User stories are about the following question:
What functionality do we still need to talk about so we can deliver a valuable product to our customers?

User stories are a promise to lead a conversation about value yet to realize. If you want to create a specification, go fifteen years back to the use case method. This is an excellent tool for a written specification. User stories are just to lead the conversation, nothing more.

UI Prototype

Project teams nowadays create astonishing things with all those great tools like Figma, Axure RP, Adobe XD, Sketch and all the others around. But why do they do it? Is it the UX designer’s task to specify every detail of the UI with a high fidelity, interactive prototypes?

UI prototypes are a fantastic tool:
They provide a cheap way to enumerate options and to decide which one to take.

The good news is that one clever UX desinger can create a whole product in a few months without the need to involve any developer. The bad news is that the product the UX designer created doesn’t work, has conceptual flaws and specifies a product companies are not willing to pay the development costs. The energy wasted on high-fidelity interactive prototypes is just amazing.

Sprint

It seems that sprints are used for many different purposes. Having spent loads of time pondering about burn-out systems, sprints gained a completely different meaning to me.
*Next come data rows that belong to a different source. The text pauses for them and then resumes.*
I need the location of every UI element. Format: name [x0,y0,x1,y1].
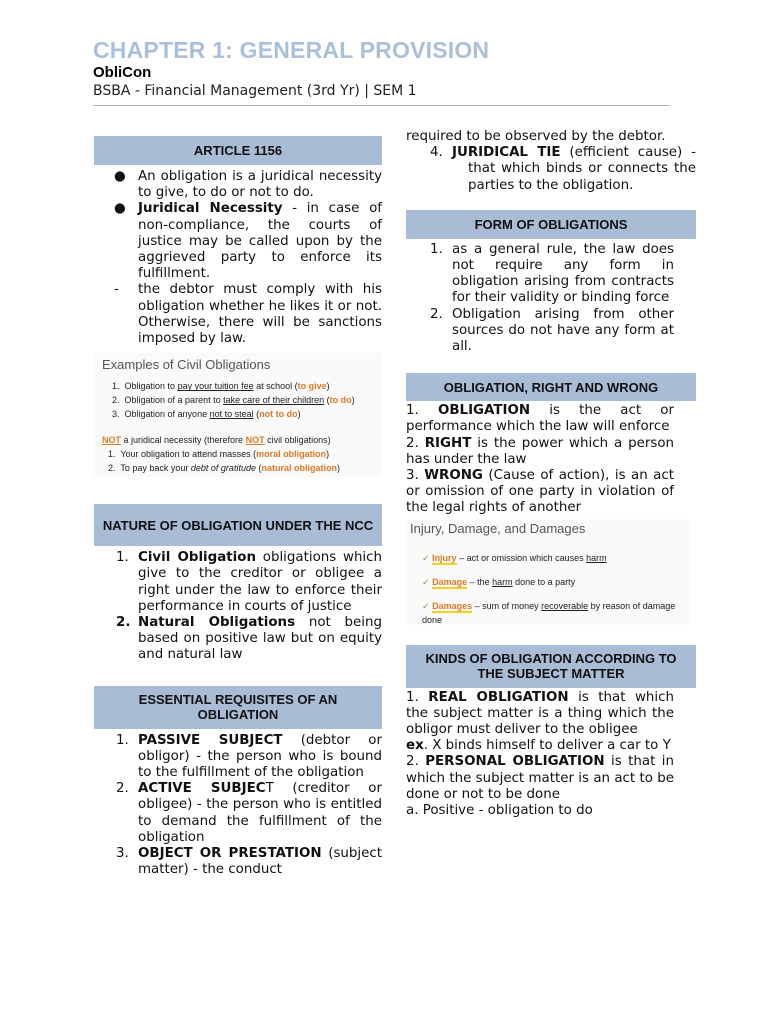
course-line: BSBA - Financial Management (3rd Yr) | SEM 1 [93,83,417,99]
chapter-title: CHAPTER 1: GENERAL PROVISION [93,37,490,63]
bullet-icon: ● [114,201,126,217]
list-item [430,242,674,307]
section-heading-nature [94,504,382,546]
section-heading-text: ARTICLE 1156 [193,143,283,158]
check-icon: ✓ [422,576,430,587]
example-item: 2. Obligation of a parent to take care of their children (to do) [112,395,355,406]
civil-obligations-examples-image [94,353,382,477]
section-heading-text: OBLIGATION, RIGHT AND WRONG [443,379,659,395]
term-definition: - in case of non-compliance, the courts of justice may be called upon by the aggrieved party to enforce its fulfillment. [138,201,382,282]
section-heading-form [406,210,696,239]
non-civil-list [102,447,374,475]
section-heading-text: KINDS OF OBLIGATION ACCORDING TO THE SUBJECT MATTER [425,651,677,682]
list-number: 1. [116,550,129,566]
check-icon: ✓ [422,600,430,611]
section-heading-text: FORM OF OBLIGATIONS [474,216,628,232]
list-item [116,615,382,664]
paragraph-personal-obligation: 2. PERSONAL OBLIGATION is that in which the subject matter is an act to be done or not to be done [406,754,674,802]
paragraph-positive: a. Positive - obligation to do [406,803,593,819]
list-item-text: as a general rule, the law does not require any form in obligation arising from contracts for their validity or binding force [452,241,674,306]
requisites-list [94,729,382,879]
list-item-text: Obligation arising from other sources do not have any form at all. [452,306,674,355]
list-item-text [138,201,382,282]
example-item: 3. Obligation of anyone not to steal (not to do) [112,409,301,420]
paragraph-obligation: 1. OBLIGATION is the act or performance which the law will enforce [406,403,674,435]
bullet-icon: ● [114,169,126,184]
list-number: 2. [116,615,131,631]
list-item [114,201,382,282]
list-item [406,145,696,194]
injury-list [410,537,685,627]
list-item-text: An obligation is a juridical necessity to give, to do or not to do. [138,169,382,201]
section-heading-kinds [406,645,696,688]
paragraph-wrong: 3. WRONG (Cause of action), is an act or omission of one party in violation of the legal rights of another [406,468,674,516]
non-civil-item: 2. To pay back your debt of gratitude (natural obligation) [108,463,340,474]
list-item [116,733,382,782]
injury-item: ✓ Damage – the harm done to a party [422,576,576,587]
article-1156-list [94,165,382,347]
injury-item: ✓ Injury – act or omission which causes harm [422,552,607,563]
section-heading-obligation-right-wrong [406,373,696,401]
section-heading-article-1156 [94,136,382,165]
injury-item: ✓ Damages – sum of money recoverable by reason of damage done [422,600,676,625]
list-item-text: ACTIVE SUBJECT (creditor or obligee) - the person who is entitled to demand the fulfillment of the obligation [138,781,382,845]
image-title: Examples of Civil Obligations [102,357,271,373]
kinds-paragraphs [406,688,696,820]
continued-text: required to be observed by the debtor. [406,129,666,144]
requisites-continued [406,129,696,194]
dash-icon: - [114,282,119,298]
section-heading-requisites [94,686,382,729]
term-bold: Juridical Necessity [138,201,283,217]
paragraph-real-obligation: 1. REAL OBLIGATION is that which the subject matter is a thing which the obligor must deliver to the obligee [406,689,674,738]
example-item: 1. Obligation to pay your tuition fee at school (to give) [112,381,330,392]
orw-paragraphs [406,401,696,516]
check-icon: ✓ [422,552,430,563]
section-heading-text: ESSENTIAL REQUISITES OF AN OBLIGATION [138,692,338,723]
list-number: 1. [116,732,129,748]
form-list [406,239,696,355]
list-number: 1. [430,241,443,257]
list-item-text: Civil Obligation obligations which give to the creditor or obligee a right under the law to enforce their performance in courts of justice [138,550,382,614]
list-number: 3. [116,846,129,862]
paragraph-right: 2. RIGHT is the power which a person has under the law [406,435,674,467]
list-item-text: Natural Obligations not being based on positive law but on equity and natural law [138,615,382,663]
section-heading-text: NATURE OF OBLIGATION UNDER THE NCC [102,517,374,533]
list-item [116,846,382,878]
non-civil-item: 1. Your obligation to attend masses (moral obligation) [108,449,330,460]
list-item-text: JURIDICAL TIE (efficient cause) - that which binds or connects the parties to the obligation. [452,145,696,193]
not-civil-note: NOT a juridical necessity (therefore NOT civil obligations) [102,435,331,446]
left-column [94,136,382,878]
list-item-text: OBJECT OR PRESTATION (subject matter) - the conduct [138,846,382,878]
header-divider [93,105,670,106]
injury-damage-image [406,519,689,625]
list-item-text: PASSIVE SUBJECT (debtor or obligor) - the person who is bound to the fulfillment of the obligation [138,732,382,781]
list-item [114,282,382,347]
right-column [406,129,696,819]
list-number: 2. [116,781,129,797]
list-item [430,307,674,356]
list-item [114,169,382,201]
list-item-text: the debtor must comply with his obligation whether he likes it or not. Otherwise, there will be sanctions imposed by law. [138,282,382,347]
image-title: Injury, Damage, and Damages [410,520,586,536]
paragraph-example: ex. X binds himself to deliver a car to Y [406,738,671,754]
examples-list [102,373,374,421]
list-item [116,781,382,846]
list-item [116,550,382,615]
subject-name: ObliCon [93,64,152,81]
nature-list [94,546,382,663]
list-number: 2. [430,306,443,322]
list-number: 4. [430,145,443,161]
page-header [93,36,673,100]
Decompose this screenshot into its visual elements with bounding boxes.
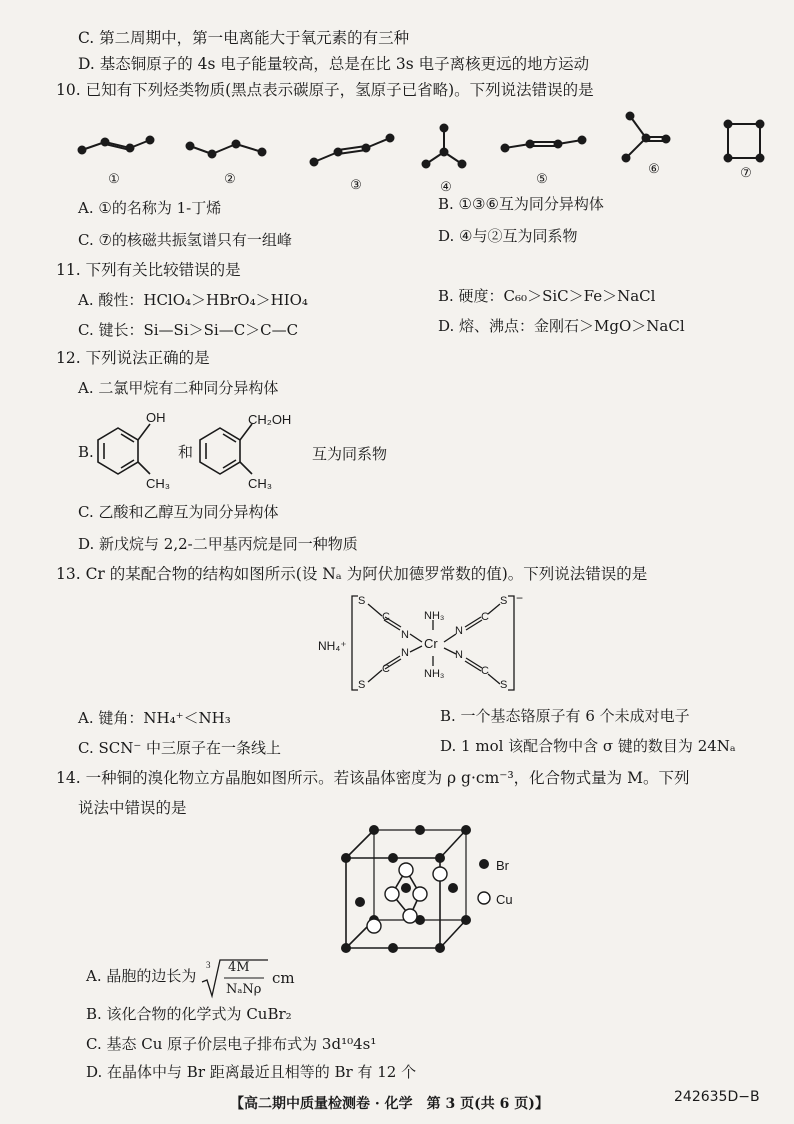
molecule-label-7: ⑦	[740, 166, 752, 181]
phenol-ch3-label: CH₃	[146, 476, 171, 491]
q9-option-d: D. 基态铜原子的 4s 电子能量较高，总是在比 3s 电子离核更远的地方运动	[78, 55, 590, 73]
q14-unit-cell	[0, 822, 794, 962]
q13-option-b: B. 一个基态铬原子有 6 个未成对电子	[440, 707, 690, 725]
molecule-1	[79, 137, 154, 154]
molecule-5	[502, 137, 586, 152]
q11-option-a: A. 酸性：HClO₄＞HBrO₄＞HIO₄	[78, 291, 308, 309]
q10-option-c: C. ⑦的核磁共振氢谱只有一组峰	[78, 231, 292, 249]
svg-text:C: C	[382, 611, 390, 623]
q14-option-d: D. 在晶体中与 Br 距离最近且相等的 Br 有 12 个	[86, 1063, 417, 1081]
q11-stem: 11. 下列有关比较错误的是	[56, 261, 241, 279]
svg-text:N: N	[401, 647, 409, 659]
svg-text:C: C	[382, 663, 390, 675]
q12-option-d: D. 新戊烷与 2,2-二甲基丙烷是同一种物质	[78, 535, 358, 553]
exam-code: 242635D−B	[674, 1089, 760, 1105]
legend-br-label: Br	[496, 858, 509, 873]
svg-text:S: S	[358, 679, 366, 691]
phenol-oh-label: OH	[146, 410, 166, 425]
molecule-7	[725, 121, 764, 162]
q14-option-a-prefix: A. 晶胞的边长为	[86, 967, 197, 985]
q14-option-b: B. 该化合物的化学式为 CuBr₂	[86, 1005, 292, 1023]
q14-stem-line2: 说法中错误的是	[78, 799, 187, 817]
q13-complex-structure	[0, 590, 794, 700]
svg-text:S: S	[500, 679, 508, 691]
q13-option-d: D. 1 mol 该配合物中含 σ 键的数目为 24Nₐ	[440, 737, 736, 755]
q10-stem: 10. 已知有下列烃类物质(黑点表示碳原子，氢原子已省略)。下列说法错误的是	[56, 81, 594, 99]
benzyl-ch2oh-label: CH₂OH	[248, 412, 292, 427]
q12-option-a: A. 二氯甲烷有二种同分异构体	[78, 379, 279, 397]
edge-unit: cm	[272, 969, 295, 987]
molecule-label-5: ⑤	[536, 172, 548, 187]
molecule-label-2: ②	[224, 172, 236, 187]
q12-and: 和	[178, 443, 194, 461]
q11-option-d: D. 熔、沸点：金刚石＞MgO＞NaCl	[438, 317, 685, 335]
q14-option-c: C. 基态 Cu 原子价层电子排布式为 3d¹⁰4s¹	[86, 1035, 377, 1053]
svg-text:N: N	[455, 625, 463, 637]
molecule-label-4: ④	[440, 180, 452, 195]
svg-text:S: S	[500, 595, 508, 607]
svg-text:C: C	[481, 611, 489, 623]
q10-option-a: A. ①的名称为 1-丁烯	[78, 199, 222, 217]
q10-option-b: B. ①③⑥互为同分异构体	[438, 195, 604, 213]
svg-text:N: N	[401, 629, 409, 641]
q13-option-c: C. SCN⁻ 中三原子在一条线上	[78, 739, 282, 757]
ammonium-cation: NH₄⁺	[318, 639, 347, 653]
q9-option-c: C. 第二周期中，第一电离能大于氧元素的有三种	[78, 29, 410, 47]
q12-option-c: C. 乙酸和乙醇互为同分异构体	[78, 503, 279, 521]
chromium-center: Cr	[424, 636, 438, 651]
molecule-4	[423, 125, 466, 168]
molecule-label-3: ③	[350, 178, 362, 193]
edge-numerator: 4M	[228, 960, 250, 975]
molecule-6	[623, 113, 670, 162]
molecule-3	[311, 135, 394, 166]
complex-charge: −	[516, 591, 524, 605]
legend-cu-label: Cu	[496, 892, 513, 907]
q10-option-d: D. ④与②互为同系物	[438, 227, 578, 245]
molecule-label-6: ⑥	[648, 162, 660, 177]
svg-text:C: C	[481, 665, 489, 677]
molecule-label-1: ①	[108, 172, 120, 187]
q12-stem: 12. 下列说法正确的是	[56, 349, 210, 367]
q14-stem-line1: 14. 一种铜的溴化物立方晶胞如图所示。若该晶体密度为 ρ g·cm⁻³，化合物式量为 M。下列	[56, 769, 690, 787]
q11-option-c: C. 键长：Si—Si＞Si—C＞C—C	[78, 321, 299, 339]
q12-option-b-suffix: 互为同系物	[312, 445, 388, 463]
svg-text:3: 3	[206, 960, 211, 970]
q12-option-b-prefix: B.	[78, 443, 94, 461]
benzyl-ch3-label: CH₃	[248, 476, 273, 491]
edge-denominator: NₐNρ	[226, 982, 262, 997]
page-footer: 【高二期中质量检测卷 · 化学 第 3 页(共 6 页)】	[230, 1096, 549, 1112]
q11-option-b: B. 硬度：C₆₀＞SiC＞Fe＞NaCl	[438, 287, 656, 305]
svg-text:N: N	[455, 649, 463, 661]
q12-structures	[0, 400, 794, 490]
svg-text:S: S	[358, 595, 366, 607]
nh3-top-label: NH₃	[424, 610, 445, 622]
nh3-bottom-label: NH₃	[424, 668, 445, 680]
molecule-2	[187, 141, 266, 158]
legend-cu-marker	[478, 892, 490, 904]
q13-option-a: A. 键角：NH₄⁺＜NH₃	[78, 709, 231, 727]
q13-stem: 13. Cr 的某配合物的结构如图所示(设 Nₐ 为阿伏加德罗常数的值)。下列说法错误的是	[56, 565, 648, 583]
legend-br-marker	[479, 859, 489, 869]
For me, sprints are all about the following: A sprint creates rest areas where we slow down, take a deep breath, look around us, with an open mind, bewildered, lightly amused and reflect on what we achieved, what is still to come and what our next step should be.

Especially for organisations who think that agile is all about speed, slowing down is what you need. Get out of the rat race created by means of dark scrum, let your mind wander and ask yourself, why in the world are we doing it this way?

Roles

With this one, I’m treading on thin ice, I must admit. However, I constantly meet people who demand that we must define the roles for our team so everybody knows exactly what is their piece to work on and where they should keep their fingers off. Others want clear roles so they have the single-wringable neck they can twist. Both notions do not appeal to me.

Looking at what psychologist worked out, roles are important social constructs we create.

We assume roles so we can take our places in a social context.

In any social context we need to find our spot. We also need to find one in a software team. Sadly, the perfect spot never exists. Many of us also want diversity and potential to develop and the situation we are in and the team we are part of changes. Therefore, we copy roles, adapt them, test them and negotiate them with the people around us.

Talking about roles is part of this negotiation and necessary. Some of us need clear demarcation: this is for me, this is for your. A stable, clear system of roles. Others need freedom to change roles every day.

Agile teams favor people who are willing to make things happen rather than those who create their personal gardens. Keeping roles fuzzy and fluent is, in my opinion, the challenge for an agile team so it stays adaptive and team members can grow (or shrink if they wish) as well.

More purpose?

Many of the collaboration patterns we use when creating innovations have been developed with a specific purpose and setting in mind. And they have been optimized accordingly. To my regret, the real value is lost to many who apply the patterns and they try to achieve a different purpose or even just do it because it is the modern thing to do or someone told them to do so.

Quite often, nothing bad happens. The pattern works and the team benefits from applying it. Then again applying the pattern for the wrong reason backfires, the team becomes slower, less effective and they blame the pattern.

Given this, I probably have to come up with more purpose.